Background and Objectives
The natriuretic peptide (NP) system has been considered an important regulator for ischemic stroke (IS) with a limited clinical implication. A better understanding of the underlying molecular mechanisms is urgent. Here, we aimed to examine the role of DNA methylation of NP system genes in IS.
DNA methylation at promoter regions of 4 core NP system genes, e.g., CORIN, FURIN, NPPA, and NPPB, was measured by targeted bisulfite sequencing in 853 patients with IS and 918 controls. We first examined the association between DNA methylation at each single CpG and IS, followed by gene-based and gene set analyses to examine the joint associations of DNA methylation at multiple CpGs in a gene or all 4 genes as a pathway with IS.
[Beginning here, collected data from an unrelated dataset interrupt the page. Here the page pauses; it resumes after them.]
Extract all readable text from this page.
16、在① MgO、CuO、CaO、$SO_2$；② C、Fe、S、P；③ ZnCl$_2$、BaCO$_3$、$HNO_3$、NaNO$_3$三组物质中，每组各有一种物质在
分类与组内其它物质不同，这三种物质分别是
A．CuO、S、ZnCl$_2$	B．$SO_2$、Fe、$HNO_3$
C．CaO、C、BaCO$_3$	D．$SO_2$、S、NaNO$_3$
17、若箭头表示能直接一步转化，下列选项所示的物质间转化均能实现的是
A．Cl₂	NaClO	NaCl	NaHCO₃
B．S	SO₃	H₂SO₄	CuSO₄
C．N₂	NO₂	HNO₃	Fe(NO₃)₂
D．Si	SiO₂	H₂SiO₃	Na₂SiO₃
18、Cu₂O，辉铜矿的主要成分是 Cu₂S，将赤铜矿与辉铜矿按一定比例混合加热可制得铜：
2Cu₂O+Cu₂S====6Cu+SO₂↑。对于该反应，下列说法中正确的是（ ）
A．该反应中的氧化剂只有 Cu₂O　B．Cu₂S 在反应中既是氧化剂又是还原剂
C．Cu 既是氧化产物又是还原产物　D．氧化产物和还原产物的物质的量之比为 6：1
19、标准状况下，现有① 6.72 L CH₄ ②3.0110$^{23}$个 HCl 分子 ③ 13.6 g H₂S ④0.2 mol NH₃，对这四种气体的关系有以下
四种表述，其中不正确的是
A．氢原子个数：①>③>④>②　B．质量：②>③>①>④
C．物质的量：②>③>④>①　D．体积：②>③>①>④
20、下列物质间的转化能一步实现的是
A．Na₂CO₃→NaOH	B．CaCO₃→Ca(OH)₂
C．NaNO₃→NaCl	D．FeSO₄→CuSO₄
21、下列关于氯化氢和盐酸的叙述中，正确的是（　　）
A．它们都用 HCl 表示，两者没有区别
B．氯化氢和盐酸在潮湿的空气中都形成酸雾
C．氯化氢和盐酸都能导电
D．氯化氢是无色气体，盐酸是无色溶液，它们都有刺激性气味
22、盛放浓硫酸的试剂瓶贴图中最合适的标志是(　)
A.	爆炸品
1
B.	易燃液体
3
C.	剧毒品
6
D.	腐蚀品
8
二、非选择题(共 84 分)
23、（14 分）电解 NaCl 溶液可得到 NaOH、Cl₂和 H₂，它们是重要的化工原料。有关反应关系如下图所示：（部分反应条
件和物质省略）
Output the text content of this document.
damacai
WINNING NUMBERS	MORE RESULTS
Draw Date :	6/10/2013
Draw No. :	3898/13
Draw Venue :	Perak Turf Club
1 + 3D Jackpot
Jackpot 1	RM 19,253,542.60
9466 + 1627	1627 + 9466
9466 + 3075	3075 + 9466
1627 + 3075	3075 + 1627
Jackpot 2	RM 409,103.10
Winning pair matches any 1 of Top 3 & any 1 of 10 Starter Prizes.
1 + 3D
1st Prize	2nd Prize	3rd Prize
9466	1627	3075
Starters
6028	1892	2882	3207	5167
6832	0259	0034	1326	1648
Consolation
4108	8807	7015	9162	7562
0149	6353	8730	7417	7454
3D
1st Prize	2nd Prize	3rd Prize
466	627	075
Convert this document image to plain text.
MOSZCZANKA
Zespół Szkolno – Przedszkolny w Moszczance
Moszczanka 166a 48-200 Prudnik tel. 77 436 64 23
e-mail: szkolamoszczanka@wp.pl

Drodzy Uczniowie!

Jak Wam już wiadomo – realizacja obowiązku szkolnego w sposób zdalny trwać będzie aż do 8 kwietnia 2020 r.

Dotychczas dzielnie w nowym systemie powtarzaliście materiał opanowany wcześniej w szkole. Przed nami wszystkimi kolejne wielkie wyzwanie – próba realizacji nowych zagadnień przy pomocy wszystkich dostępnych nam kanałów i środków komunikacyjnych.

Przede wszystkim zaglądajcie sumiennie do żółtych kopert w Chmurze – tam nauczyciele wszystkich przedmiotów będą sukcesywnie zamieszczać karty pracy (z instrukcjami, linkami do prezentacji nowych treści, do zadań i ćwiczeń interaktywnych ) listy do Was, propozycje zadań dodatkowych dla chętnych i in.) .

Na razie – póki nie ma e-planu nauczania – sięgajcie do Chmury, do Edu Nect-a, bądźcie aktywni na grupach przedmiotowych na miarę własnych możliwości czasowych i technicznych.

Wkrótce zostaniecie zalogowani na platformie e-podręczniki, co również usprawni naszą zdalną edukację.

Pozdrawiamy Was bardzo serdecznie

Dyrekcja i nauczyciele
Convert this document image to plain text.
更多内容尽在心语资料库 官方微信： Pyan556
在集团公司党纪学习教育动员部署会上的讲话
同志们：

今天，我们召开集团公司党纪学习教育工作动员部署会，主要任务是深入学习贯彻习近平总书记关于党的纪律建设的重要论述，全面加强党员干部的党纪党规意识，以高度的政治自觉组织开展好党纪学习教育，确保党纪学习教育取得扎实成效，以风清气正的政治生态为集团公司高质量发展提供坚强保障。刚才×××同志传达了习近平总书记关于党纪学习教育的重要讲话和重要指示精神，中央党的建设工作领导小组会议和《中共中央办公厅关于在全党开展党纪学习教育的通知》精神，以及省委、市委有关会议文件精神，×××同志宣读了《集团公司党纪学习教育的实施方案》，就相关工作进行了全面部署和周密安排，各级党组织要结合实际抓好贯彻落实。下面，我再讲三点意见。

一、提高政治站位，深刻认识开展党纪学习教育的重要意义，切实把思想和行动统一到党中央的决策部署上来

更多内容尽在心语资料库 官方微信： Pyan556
After control of covariates and multiple testing, DNA methylation at 19 of the 36 assayed CpGs was individually associated with IS at q < 0.05. Higher average methylation levels at the targeted regions of CORIN (odds ratio [OR] = 0.64, 95% confidence interval [CI]: 0.56–0.73), FURIN (OR = 0.78, 95% CI: 0.69–0.88), and NPPA (OR = 0.78, 95% CI: 0.69–0.88) were associated with a lower odds of IS (all q < 0.05). The truncated product method revealed the same gene-based associations (all q < 0.05) and found that DNA methylation at all 4 NP system genes together was jointly associated with IS (p = 0.0001).
DNA methylation at NP system genes was downregulated in patients with IS. Our results may unravel a molecular mechanism underlying the regulating effect of the NP system on IS and highlight the relevance of testing the joint effect of multiple CpGs in the epigenetic analysis.